A frase mantém uma relevância pungente para analisar fenómenos contemporâneos como o ressurgimento de nacionalismos, que muitas vezes se alimentam de narrativas históricas idealizadas; a dificuldade em combater mudanças climáticas, onde interesses económicos herdados ('tradições' de produção) impedem ações decisivas; ou mesmo na cultura, onde a inovação artística luta contra cânones e expectativas estabelecidas. Ela ajuda a compreender por que é tão difícil romper com padrões sociais, políticos ou económicos profundamente enraizados, mesmo quando são reconhecidamente problemáticos.

Fonte Original: Livro: 'Der achtzehnte Brumaire des Louis Bonaparte' (O 18 de Brumário de Luís Bonaparte)

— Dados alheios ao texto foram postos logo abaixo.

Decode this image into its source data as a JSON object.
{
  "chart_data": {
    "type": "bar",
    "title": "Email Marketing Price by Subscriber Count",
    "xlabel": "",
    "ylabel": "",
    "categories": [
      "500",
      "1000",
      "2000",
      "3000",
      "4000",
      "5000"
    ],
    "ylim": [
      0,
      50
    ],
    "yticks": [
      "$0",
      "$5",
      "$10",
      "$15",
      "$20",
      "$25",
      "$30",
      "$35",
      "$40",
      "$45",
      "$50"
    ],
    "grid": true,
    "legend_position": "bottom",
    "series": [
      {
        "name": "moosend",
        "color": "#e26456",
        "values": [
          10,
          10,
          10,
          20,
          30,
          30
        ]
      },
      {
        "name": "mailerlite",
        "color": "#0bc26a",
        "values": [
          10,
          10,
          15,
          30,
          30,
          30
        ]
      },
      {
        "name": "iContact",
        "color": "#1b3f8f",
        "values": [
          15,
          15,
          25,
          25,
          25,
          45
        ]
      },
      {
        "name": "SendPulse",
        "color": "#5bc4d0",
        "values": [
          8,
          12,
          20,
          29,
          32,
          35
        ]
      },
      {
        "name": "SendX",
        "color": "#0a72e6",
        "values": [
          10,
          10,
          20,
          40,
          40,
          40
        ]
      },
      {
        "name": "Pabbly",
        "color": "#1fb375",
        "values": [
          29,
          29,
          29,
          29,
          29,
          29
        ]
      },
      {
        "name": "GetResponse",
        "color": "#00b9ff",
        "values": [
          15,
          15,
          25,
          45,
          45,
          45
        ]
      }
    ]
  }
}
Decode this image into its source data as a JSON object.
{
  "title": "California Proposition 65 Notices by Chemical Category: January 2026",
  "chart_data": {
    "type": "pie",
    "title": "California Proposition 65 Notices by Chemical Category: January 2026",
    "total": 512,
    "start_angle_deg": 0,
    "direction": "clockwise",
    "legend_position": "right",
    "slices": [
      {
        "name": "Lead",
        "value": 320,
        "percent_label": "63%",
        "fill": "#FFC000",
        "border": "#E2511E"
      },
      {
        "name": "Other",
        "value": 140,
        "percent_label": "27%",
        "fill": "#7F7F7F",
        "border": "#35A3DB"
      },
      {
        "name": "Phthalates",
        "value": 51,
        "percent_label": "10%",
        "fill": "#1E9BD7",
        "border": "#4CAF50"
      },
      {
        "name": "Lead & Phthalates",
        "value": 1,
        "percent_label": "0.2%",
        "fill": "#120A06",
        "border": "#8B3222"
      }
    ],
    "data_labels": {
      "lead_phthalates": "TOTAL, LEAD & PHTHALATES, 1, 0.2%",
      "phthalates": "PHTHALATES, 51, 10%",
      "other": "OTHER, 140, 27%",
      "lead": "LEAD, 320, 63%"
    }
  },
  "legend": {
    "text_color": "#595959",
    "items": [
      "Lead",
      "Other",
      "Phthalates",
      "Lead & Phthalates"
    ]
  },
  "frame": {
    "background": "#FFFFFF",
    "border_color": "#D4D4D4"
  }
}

Citação Original: Die Menschen machen ihre eigene Geschichte, aber sie machen sie nicht aus freien Stücken, nicht unter selbstgewählten, sondern unter unmittelbar vorgefundenen, gegebenen und überlieferten Umständen. Die Tradition aller toten Geschlechter lastet wie ein Alp auf dem Gehirne der Lebenden.

Exemplos de Uso

  • Ao analisar a dificuldade em reformar o sistema educativo, um sociólogo pode referir que 'a tradição de métodos de ensino antigos ainda oprime como um pesadelo' a inovação pedagógica.
  • Um comentador político pode usar a frase para explicar por que certos países têm dificuldade em superar ciclos de corrupção: 'as estruturas de poder herdadas do passado condicionam as ações dos atuais governantes'.
  • Na crítica cultural, pode-se dizer que 'a tradição do cânone literário ocidental ainda oprime a diversidade de vozes na literatura contemporânea'.

Variações e Sinônimos

  • O peso da história
  • As correntes da tradição
  • Somos prisioneiros do nosso passado
  • A inércia das estruturas herdadas
  • A história não se repete, mas rima (atribuída a Mark Twain, com conceito semelhante)

Curiosidades

A data '18 de Brumário' refere-se ao dia do calendário revolucionário francês (9 de novembro de 1799) em que Napoleão Bonaparte deu o seu golpe de estado. Marx usa-a ironicamente para o golpe do seu sobrinho, sugerindo que a história se repete, primeiro como tragédia, depois como farsa – outra famosa citação deste mesmo livro.

Perguntas Frequentes

O que significa 'gerações mortas' na citação de Marx?
Refere-se ao legado cultural, ideológico, institucional e material deixado por todas as sociedades e épocas anteriores, que influencia e condiciona as gerações atuais.
Marx nega que as pessoas possam fazer história?
Não. Marx afirma que as pessoas 'fazem a sua própria história', reconhecendo a sua agência. O seu argumento é que essa ação não ocorre num vácuo, mas dentro de limites muito concretos impostos pelo passado.
Esta citação é pessimista?
Não necessariamente. É realista ao descrever uma condição humana. Para Marx, reconhecer este 'pesadelo' é o primeiro passo para uma ação consciente que possa, através da luta de classes e da revolução, superar essas heranças opressivas.
Qual é a diferença entre 'tradição' e 'história' nesta frase?
Aqui, 'tradição' representa a dimensão ideológica e cultural da história que é internalizada e transmitida, enquanto 'história' engloba também as condições materiais e económicas herdadas. Ambas 'oprimem' em conjunto.